Asl si fanno concorrenza da sole

Asl si fanno concorrenza da sole

Ora le Asl fanno concorrenza a se stesse. Come? Permettendo ai medici del Servizio sanitario di eseguire diagnosi e cure in intramoenia, la libera professione in ospedale, a costi più bassi del ticket e facendo aspettare solo qualche giorno rispetto ai mesi di attesa per ottenere un appuntamento per la stessa prestazione in attività ordinaria. Così, con affluenza sempre maggiore, i cittadini ricorrono all’assistenza privata tra le mura ospedaliere abbandonando quella istituzionale. Con risparmio di tempo e spesso anche di soldi.

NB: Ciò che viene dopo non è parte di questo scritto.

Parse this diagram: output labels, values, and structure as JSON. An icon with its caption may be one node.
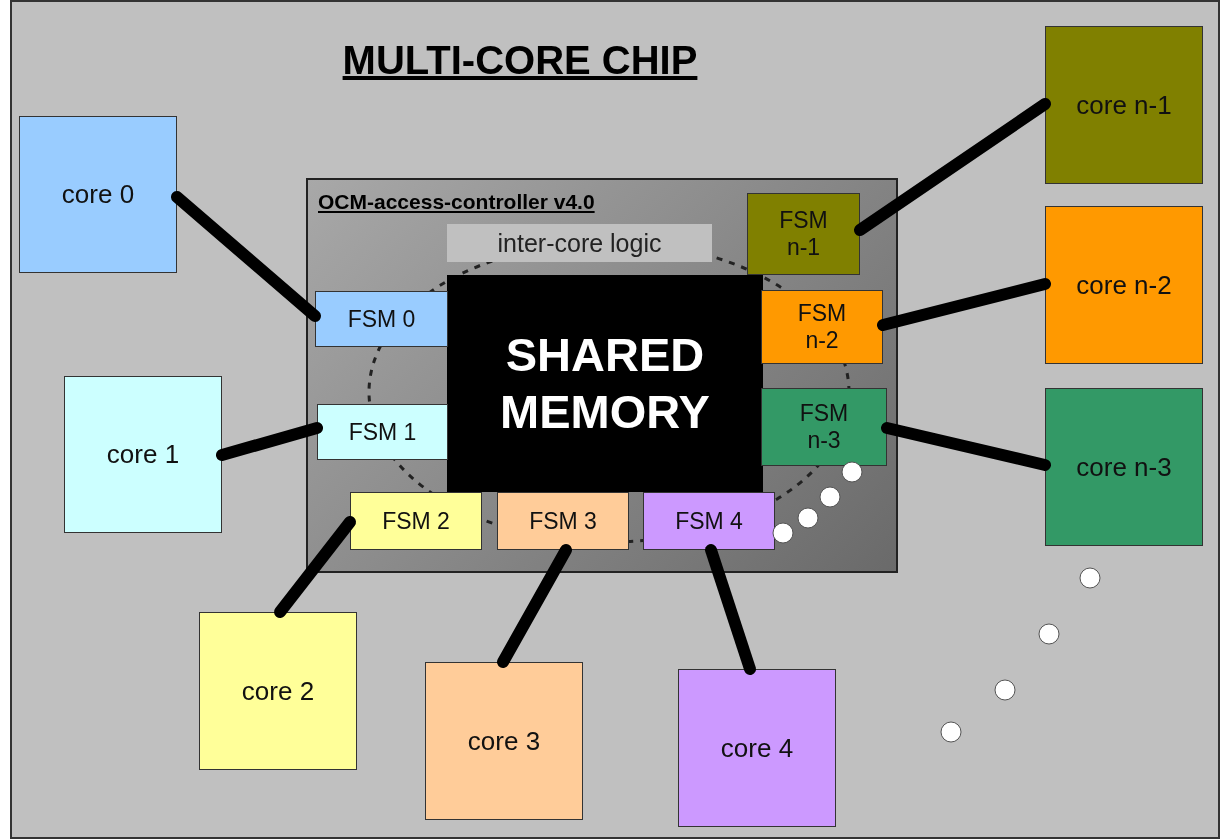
{
  "diagram": {
    "nodes": [
      {
        "text": [
          "MULTI-CORE CHIP"
        ]
      },
      {
        "text": [
          "OCM-access-controller v4.0"
        ],
        "in": 0
      },
      {
        "text": [
          "inter-core logic"
        ],
        "in": 1
      },
      {
        "text": [
          "SHARED MEMORY"
        ],
        "in": 1
      },
      {
        "text": [
          "FSM 0"
        ],
        "in": 1
      },
      {
        "text": [
          "FSM 1"
        ],
        "in": 1
      },
      {
        "text": [
          "FSM 2"
        ],
        "in": 1
      },
      {
        "text": [
          "FSM 3"
        ],
        "in": 1
      },
      {
        "text": [
          "FSM 4"
        ],
        "in": 1
      },
      {
        "text": [
          "FSM n-1"
        ],
        "in": 1
      },
      {
        "text": [
          "FSM n-2"
        ],
        "in": 1
      },
      {
        "text": [
          "FSM n-3"
        ],
        "in": 1
      },
      {
        "text": [
          "core 0"
        ],
        "in": 0
      },
      {
        "text": [
          "core 1"
        ],
        "in": 0
      },
      {
        "text": [
          "core 2"
        ],
        "in": 0
      },
      {
        "text": [
          "core 3"
        ],
        "in": 0
      },
      {
        "text": [
          "core 4"
        ],
        "in": 0
      },
      {
        "text": [
          "core n-1"
        ],
        "in": 0
      },
      {
        "text": [
          "core n-2"
        ],
        "in": 0
      },
      {
        "text": [
          "core n-3"
        ],
        "in": 0
      }
    ],
    "edges": [
      {
        "from": 12,
        "to": 4,
        "arrow": "none"
      },
      {
        "from": 13,
        "to": 5,
        "arrow": "none"
      },
      {
        "from": 14,
        "to": 6,
        "arrow": "none"
      },
      {
        "from": 15,
        "to": 7,
        "arrow": "none"
      },
      {
        "from": 16,
        "to": 8,
        "arrow": "none"
      },
      {
        "from": 17,
        "to": 9,
        "arrow": "none"
      },
      {
        "from": 18,
        "to": 10,
        "arrow": "none"
      },
      {
        "from": 19,
        "to": 11,
        "arrow": "none"
      }
    ]
  }
}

Ora la Regione ha deciso di far rispettare le prescrizioni nazionali sui tempi lunghi di attesa. La legge c’è già: il decreto 124 del 1998 al comma 13 dell’articolo 3 prescrive che se un cittadino è costretto ad aspettare più di un mese per le visite specialistiche e oltre due mesi per gli esami diagnostici si può sottoporre a queste prestazioni in libera professione con il pagamento del solo ticket. Ma, denuncia Bernardini, “non esistono ospedali e Asl che applichino la norma”. Così viene da pensare che il Servizio sanitario pubblico lavori per quello privato. In barba anche alla legge di qualche mese fa (8 novembre 2012), la numero 189, che prevede l’allineamento progressivo dei tempi di esecuzione delle prestazioni nell’attività istituzionale a quelli medi dell’intramoenia. Parole al vento: dopo la promulgazione di quest’altra legge, l’ultima, le attese si sono allungate.